Minggu 25 Februari 2024, tim Sunting.co.id sengaja melakukan perjalanan wisata ke Lubuk Batang. Tim masuk ke dalam dengan berjalan kaki, menikmati hamparan kebun gambir yang luas di antara lembah dan bukit yang membentang di  hadapan. 

Banyak pula tanaman unik yang bisa dilihat di sepanjang jalan, seperti kelemunting, kantong semar, rumput siak-siak, buah-buahan seperti mangga dan durian yang sedang berbuah, dan masih banyak lainnya. 

Tempat wisata minat khusus Hidden Gem (surga tersembunyi) yang ada di dalam lanscape Bukit Barisan ini, memang indah. Tersembunyi. Sungai di ceruk lembah. Pohon-pohon tinggi menutupinya. Tidak terlihat, hanya terdengar suara airnya saja yang gemuruh kencang serupa galodo. Dalam jarak beberapa meter kemudian, baru ia terlihat jelas. 

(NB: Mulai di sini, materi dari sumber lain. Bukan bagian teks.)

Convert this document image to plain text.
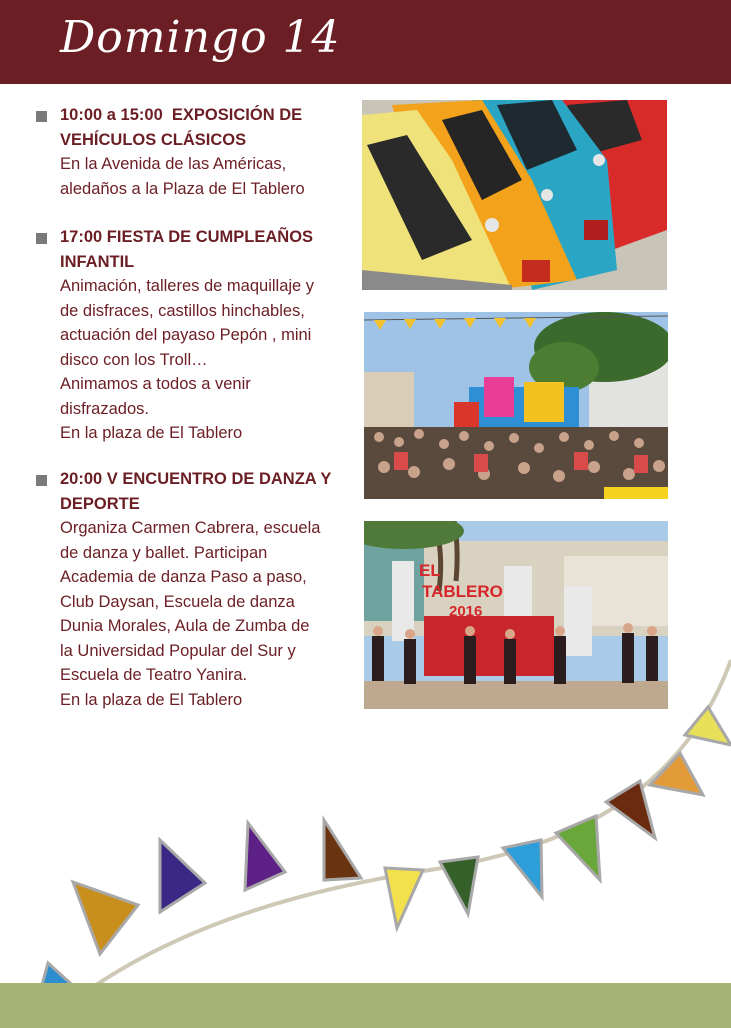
Domingo 14
10:00 a 15:00  EXPOSICIÓN DE
VEHÍCULOS CLÁSICOS
En la Avenida de las Américas,
aledaños a la Plaza de El Tablero
17:00 FIESTA DE CUMPLEAÑOS
INFANTIL
Animación, talleres de maquillaje y
de disfraces, castillos hinchables,
actuación del payaso Pepón , mini
disco con los Troll…
Animamos a todos a venir
disfrazados.
En la plaza de El Tablero
20:00 V ENCUENTRO DE DANZA Y
DEPORTE
Organiza Carmen Cabrera, escuela
de danza y ballet. Participan
Academia de danza Paso a paso,
Club Daysan, Escuela de danza
Dunia Morales, Aula de Zumba de
la Universidad Popular del Sur y
Escuela de Teatro Yanira.
En la plaza de El Tablero
EL
TABLERO
2016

Air terjun dengan ketinggian sekitar 20 meter terlihat begitu eksotis karena terjun dari batu yang tinggi seperti sungai yang patah dan terjun di antara tebing-tebing batu yang tinggi pula. Di ujung atas tebing ini, ada pula batu besar yang menumpang. Cahaya matahari sesekali muncul di antara ruang-ruang kosong itu. 

Sekitar 10 meter dari titik air terjun yg besar dengan lubuk yang dalam di bawahnya, ada hamparan pasir putih, bersih. Ketinggian air di sini bervariasi. Mulai dari sepinggang hingga mata kaki orang dewasa. Jernih, segar dan sejuk. Sedangkan lebar sungai sekitar 6 meter dengan panjang sekitar 50 meter. Di batas inilah, pengunjung biasanya datang lewat jalur darat. Sudah ada tangga semen yang dibuat menjorok ke arah sungai. 

Setelah sungai dengan panjang sekitar 50 meter tadi, atau persis di bawah tangga turun, lebar sungai semakin mengecil. Sekitar 2 meter saja dengan tebing batu yang tinggi juga. Arus juga semakin deras. Kedalamannya dari lutut hingga pinggang. Di titik tertentu ada yang sampai kepala orang dewasa. 

Batu-batu yang tumbuh di tengah sungai membuat air sungai beriak, deras, bahkan ada yang terjun, tapi tidaklah tinggi. Tempat yang asyik untuk tubing. Panjang sungai dengan lebar 2 meter ini sekitar 70 meter sampai ke muara sungai berikutnya. 

Tim Sunting sampai ke titik air terjun sekitar pukul 11.30 WIB setelah berjalan 2 jam dari jalan aspal di desa itu. Tidak ada orang atau pengunjung lain selain tim Sunting. Sepi. Di perjalanan, tim hanya bertemu warga yang lalu lalang membawa daun gambir, gambir yang sudah diolah dan beberapa di antaranya membawa kayu balak. Mereka semua menggunakan sepedamotor. 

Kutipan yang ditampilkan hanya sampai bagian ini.